In the Chinese metropolis of Shanghai, the authorities have promised gradual easing after weeks of a strict lockdown. Shopping centers and hairdressing salons could reopen, said the vice mayor of the city of 25 million, Chen Tong, on Sunday.

Department stores and supermarkets should allow customers to shop in an “orderly manner”. Limited capacities are planned for hairdressers and vegetable markets. Details on the pace of the openings and the range were not given.

Many citizens of the economic metropolis reacted skeptically in online networks. “Who are you lying to? We can’t even leave our property,” wrote a user from Shanghai on the Chinese Twitter counterpart Weibo.

For weeks, the city’s residents have only been allowed to buy the bare essentials, online purchases can no longer be delivered because couriers have to stay at home and companies are therefore not available. Many German companies in China felt downright trapped, the Association of German Chambers of Industry and Commerce recently reported.

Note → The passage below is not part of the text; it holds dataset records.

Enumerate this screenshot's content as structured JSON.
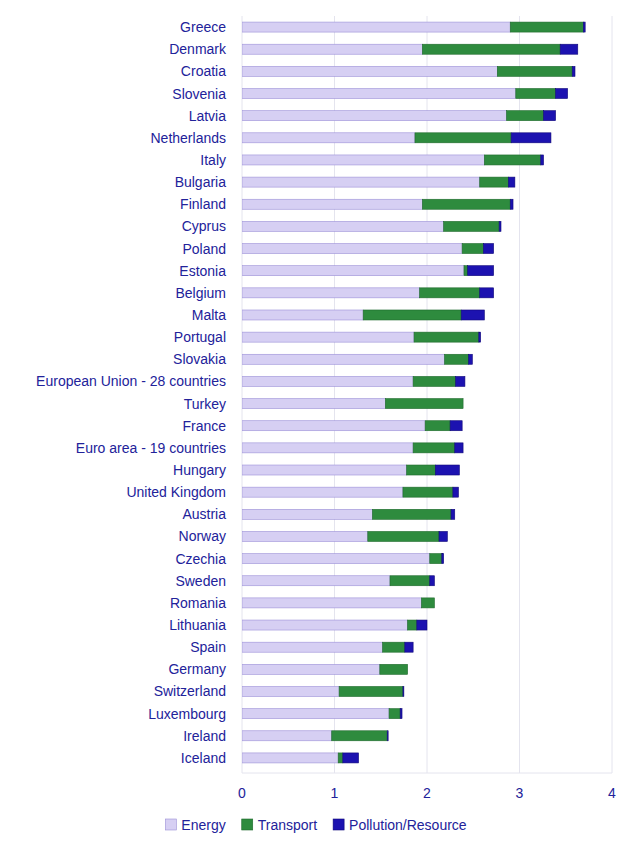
{
  "chart_data": {
    "type": "bar",
    "orientation": "horizontal",
    "stacked": true,
    "grid": true,
    "legend": "bottom",
    "categories": [
      "Greece",
      "Denmark",
      "Croatia",
      "Slovenia",
      "Latvia",
      "Netherlands",
      "Italy",
      "Bulgaria",
      "Finland",
      "Cyprus",
      "Poland",
      "Estonia",
      "Belgium",
      "Malta",
      "Portugal",
      "Slovakia",
      "European Union - 28 countries",
      "Turkey",
      "France",
      "Euro area - 19 countries",
      "Hungary",
      "United Kingdom",
      "Austria",
      "Norway",
      "Czechia",
      "Sweden",
      "Romania",
      "Lithuania",
      "Spain",
      "Germany",
      "Switzerland",
      "Luxembourg",
      "Ireland",
      "Iceland"
    ],
    "series": [
      {
        "name": "Energy",
        "color": "#d6cff3",
        "values": [
          2.9,
          1.95,
          2.76,
          2.96,
          2.86,
          1.87,
          2.62,
          2.57,
          1.95,
          2.18,
          2.38,
          2.4,
          1.92,
          1.31,
          1.86,
          2.19,
          1.85,
          1.55,
          1.98,
          1.85,
          1.78,
          1.74,
          1.41,
          1.36,
          2.03,
          1.6,
          1.94,
          1.79,
          1.52,
          1.49,
          1.05,
          1.59,
          0.97,
          1.04
        ]
      },
      {
        "name": "Transport",
        "color": "#2e8b3e",
        "values": [
          0.79,
          1.49,
          0.81,
          0.43,
          0.4,
          1.04,
          0.61,
          0.31,
          0.95,
          0.6,
          0.23,
          0.04,
          0.65,
          1.06,
          0.7,
          0.26,
          0.46,
          0.84,
          0.27,
          0.45,
          0.31,
          0.54,
          0.85,
          0.77,
          0.13,
          0.43,
          0.14,
          0.1,
          0.24,
          0.3,
          0.69,
          0.12,
          0.6,
          0.05
        ]
      },
      {
        "name": "Pollution/Resource",
        "color": "#1c12b0",
        "values": [
          0.02,
          0.19,
          0.03,
          0.13,
          0.13,
          0.43,
          0.03,
          0.07,
          0.03,
          0.02,
          0.11,
          0.28,
          0.15,
          0.25,
          0.02,
          0.04,
          0.1,
          0.0,
          0.13,
          0.09,
          0.26,
          0.06,
          0.04,
          0.09,
          0.02,
          0.05,
          0.0,
          0.11,
          0.09,
          0.0,
          0.01,
          0.02,
          0.01,
          0.17
        ]
      }
    ],
    "xlim": [
      0,
      4
    ],
    "xticks": [
      0,
      1,
      2,
      3,
      4
    ]
  }
}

According to official figures, the number of new infections with the corona virus in the city fell to 1,369 on Sunday; at the end of April it was still over 25,000.

At the beginning of April, the authorities imposed drastic restrictions in Shanghai due to an outbreak of the omicron variant of the corona virus, which made it extremely difficult to supply the approximately 25 million residents with fresh food and had an impact on global supply chains. Due to the restrictions, there was great dissatisfaction among the population, which citizens expressed in online videos, among other things.